With Love is a masterful album that combines cool salsa grooves with Latin soul balladry, boasting powerful compositions by a notable gallery of Latin legends.
Released in 1971, just as Latin soul was reaching a creative apex, the album also underscores Ralfi Pagan’s status as one of the most talented and versatile young singer/songwriters on the impressive Fania roster. Pagan died under mysterious circumstances in 1978. The reissue of this, his best album, is likely to inspire a re-evaluation of his pivotal contribution to U.S. Latin music.
Born in New York, in 1947 of Cuban and Puerto Rican heritage, Pagan was the quintessential Latin performer of his era, who absorbed the exciting hybrid of styles present in New York during the late ’60s and managed to sound equally comfortable performing feverish salsa jams and Latin soul scorchers. There are echoes of funk, R&B, cha cha chá, mambo and jazz in his music, a sophisticated stew of influences placed at the service of his seductive vocalizing. Pagan sounds alternately vulnerable, playful and self-assured on the four albums he recorded for Fania - a small output compared to prolific stars like Ray Barretto or Roberto Roena; but in the case of Pagan, every single song he ever recorded boasts the sheen of an instant classic.
The ten tracks on With Love juxtapose the nimble spirit of traditional salsa with the nocturnal moods of honeyed Latin soul. Besides Pagan himself, a natural ballad songwriter - the sessions' composers include none other than recording director Johnny Pacheco, producer and hitmaker Harvey Averne, boogaloo pioneer Joe Bataan and Puerto Rican master Tite Curet Alonso. No wonder every single number feels like a classic. From the patterned airy vibes and crisp timbales on opening cut “Mi Chamaco” to the lovely doo-wop harmonies of “Negrona” and the nostalgic undertones of “To Say I Love You,” this is the kind of album that demands to be enjoyed in one sitting, from beginning to end.

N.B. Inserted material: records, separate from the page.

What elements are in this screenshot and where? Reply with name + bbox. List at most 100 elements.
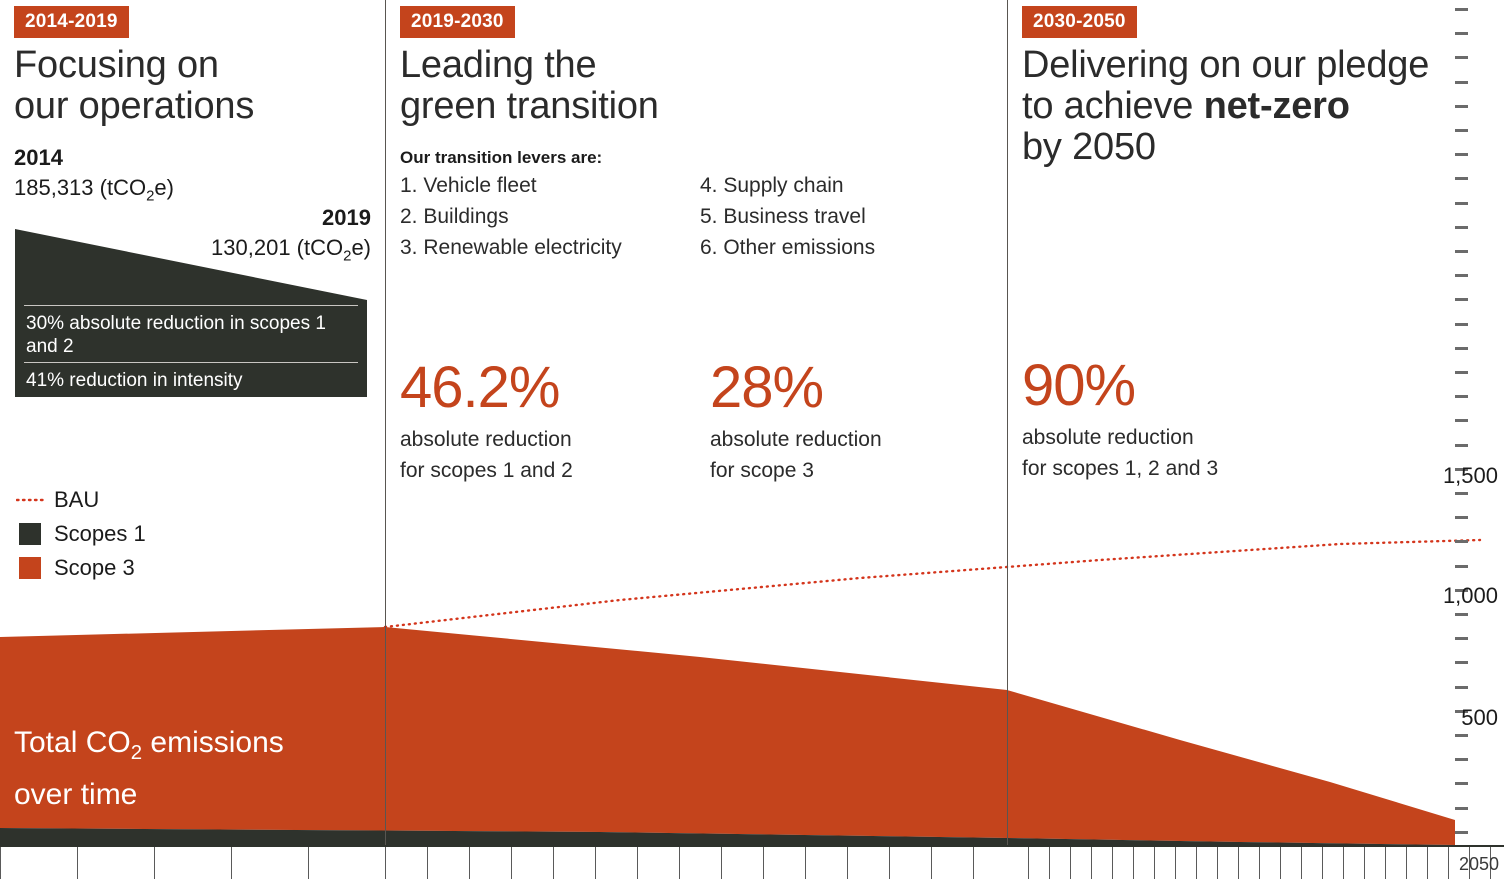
panel-1-headline-line-1: Focusing on xyxy=(14,44,219,86)
x-axis-tick xyxy=(1133,847,1134,879)
y-axis-tick xyxy=(1455,758,1468,761)
x-axis-tick xyxy=(805,847,806,879)
transition-levers: Our transition levers are: 1. Vehicle fl… xyxy=(400,148,1000,263)
y-axis-tick xyxy=(1455,226,1468,229)
y-axis-tick xyxy=(1455,419,1468,422)
chart-legend: BAU Scopes 1 Scope 3 xyxy=(16,483,146,585)
y-axis-tick xyxy=(1455,782,1468,785)
y-axis-tick xyxy=(1455,516,1468,519)
legend-item-scope-3[interactable]: Scope 3 xyxy=(16,551,146,585)
y-axis-label-1500: 1,500 xyxy=(1442,463,1498,488)
x-axis-tick xyxy=(1469,847,1470,879)
x-axis-tick xyxy=(385,847,386,879)
wedge-rule-bottom xyxy=(24,362,358,363)
x-axis-tick xyxy=(1448,847,1449,879)
bau-line xyxy=(383,538,1482,629)
divider-panel-2-3 xyxy=(1007,0,1008,845)
x-axis-tick xyxy=(1238,847,1239,879)
orange-swatch-icon xyxy=(16,557,44,579)
y-axis-tick xyxy=(1455,637,1468,640)
divider-panel-1-2 xyxy=(385,0,386,845)
stat-scopes-1-2-3: 90% absolute reduction for scopes 1, 2 a… xyxy=(1022,356,1422,484)
x-axis-label-2050: 2050 xyxy=(1459,854,1500,874)
dark-swatch-icon xyxy=(16,523,44,545)
y-axis-tick xyxy=(1455,298,1468,301)
y-axis-tick xyxy=(1455,710,1468,713)
y-axis-title: ktCO2e xyxy=(1470,8,1496,128)
x-axis-tick xyxy=(77,847,78,879)
panel-2-headline-line-2: green transition xyxy=(400,85,659,127)
y-axis-tick xyxy=(1455,177,1468,180)
x-axis-tick xyxy=(1385,847,1386,879)
y-axis-tick xyxy=(1455,153,1468,156)
panel-1-headline-line-2: our operations xyxy=(14,85,255,127)
lever-item: 5. Business travel xyxy=(700,205,866,228)
x-axis-tick xyxy=(1322,847,1323,879)
x-axis-tick xyxy=(1427,847,1428,879)
panel-3-headline: Delivering on our pledge to achieve net-z… xyxy=(1022,44,1430,168)
y-axis-tick xyxy=(1455,492,1468,495)
wedge-fact-1: 30% absolute reduction in scopes 1 and 2 xyxy=(26,313,326,357)
y-axis-tick xyxy=(1455,444,1468,447)
y-axis-tick xyxy=(1455,468,1468,471)
x-axis-tick xyxy=(1028,847,1029,879)
y-axis xyxy=(1455,0,1504,880)
x-axis: 2050 xyxy=(0,845,1504,882)
total-emissions-caption: Total CO2 emissions over time xyxy=(14,722,366,815)
x-axis-tick xyxy=(1280,847,1281,879)
stat-percent: 28% xyxy=(710,355,824,420)
scopes12-area xyxy=(0,828,1455,847)
y-axis-tick xyxy=(1455,274,1468,277)
y-axis-tick xyxy=(1455,540,1468,543)
legend-label-bau: BAU xyxy=(54,487,100,512)
x-axis-tick xyxy=(1217,847,1218,879)
panel-2-headline: Leading the green transition xyxy=(400,45,960,127)
panel-2019-2030: 2019-2030 Leading the green transition O… xyxy=(386,0,1007,880)
y-axis-tick xyxy=(1455,734,1468,737)
baseline-value: 185,313 (tCO2e) xyxy=(14,175,174,205)
x-axis-tick xyxy=(1406,847,1407,879)
wedge-fact-2: 41% reduction in intensity xyxy=(26,370,243,391)
x-axis-tick xyxy=(1259,847,1260,879)
stat-scopes-1-2: 46.2% absolute reduction for scopes 1 an… xyxy=(400,358,700,486)
stat-description: absolute reduction for scopes 1, 2 and 3 xyxy=(1022,426,1219,480)
scope3-area xyxy=(0,627,1455,845)
y-axis-tick xyxy=(1455,202,1468,205)
panel-2014-2019: 2014-2019 Focusing on our operations 201… xyxy=(0,0,385,880)
y-axis-tick xyxy=(1455,686,1468,689)
x-axis-tick xyxy=(1343,847,1344,879)
x-axis-tick xyxy=(1154,847,1155,879)
y-axis-tick xyxy=(1455,81,1468,84)
legend-label-scopes-1: Scopes 1 xyxy=(54,521,146,546)
endline-2019: 2019 130,201 (tCO2e) xyxy=(211,205,371,264)
x-axis-tick xyxy=(308,847,309,879)
legend-item-scopes-1[interactable]: Scopes 1 xyxy=(16,517,146,551)
bau-dashed-line-icon xyxy=(16,497,44,503)
x-axis-tick xyxy=(427,847,428,879)
x-axis-tick xyxy=(469,847,470,879)
x-axis-tick xyxy=(553,847,554,879)
y-axis-tick xyxy=(1455,831,1468,834)
x-axis-tick xyxy=(637,847,638,879)
x-axis-tick xyxy=(1112,847,1113,879)
y-axis-tick xyxy=(1455,250,1468,253)
y-axis-tick xyxy=(1455,807,1468,810)
x-axis-tick xyxy=(763,847,764,879)
x-axis-tick xyxy=(1490,847,1491,879)
x-axis-tick xyxy=(1364,847,1365,879)
legend-label-scope-3: Scope 3 xyxy=(54,555,135,580)
stat-description: absolute reduction for scopes 1 and 2 xyxy=(400,428,573,482)
x-axis-tick xyxy=(1196,847,1197,879)
y-axis-tick xyxy=(1455,613,1468,616)
lever-item: 1. Vehicle fleet xyxy=(400,174,537,197)
y-axis-tick xyxy=(1455,56,1468,59)
legend-item-bau[interactable]: BAU xyxy=(16,483,146,517)
y-axis-tick xyxy=(1455,323,1468,326)
x-axis-tick xyxy=(931,847,932,879)
x-axis-tick xyxy=(679,847,680,879)
y-axis-tick xyxy=(1455,589,1468,592)
y-axis-tick xyxy=(1455,347,1468,350)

Most importantly, the album includes Pagan’s greatest hit, a highly original take on the Bread anthem “Make It With You,” laced with Santana-like guitar licks, a funky bass line and silky female vocals. Pagan’s sweet falsetto did wonders with this David Gates standard, and his version of “Make It With You” peaked at a respectable 32 on Billboard’s R&B chart in 1971. It also landed Ralfi an appearance on the nationally syndicated television show Soul Train - one of the first Latin artists to appear in this revered program.
Pagan was the rare kind of artist who treated his newly found fame with respect. He kept his voice in excellent shape, delved into traditional salsa and Latin disco, and eventually moved to Los Angeles, where he became a celebrity in the local concert circuit. Sadly, a trip to Colombia ended in tragedy and Pagan was murdered under unclear circumstances. The mystery was never solved and his absence from the tropical scene relegated his legacy to the memory of devoted record collectors. Now, the reissue of this extraordinary album will probably ignite renewed interest in the remarkable beauty of his musical output.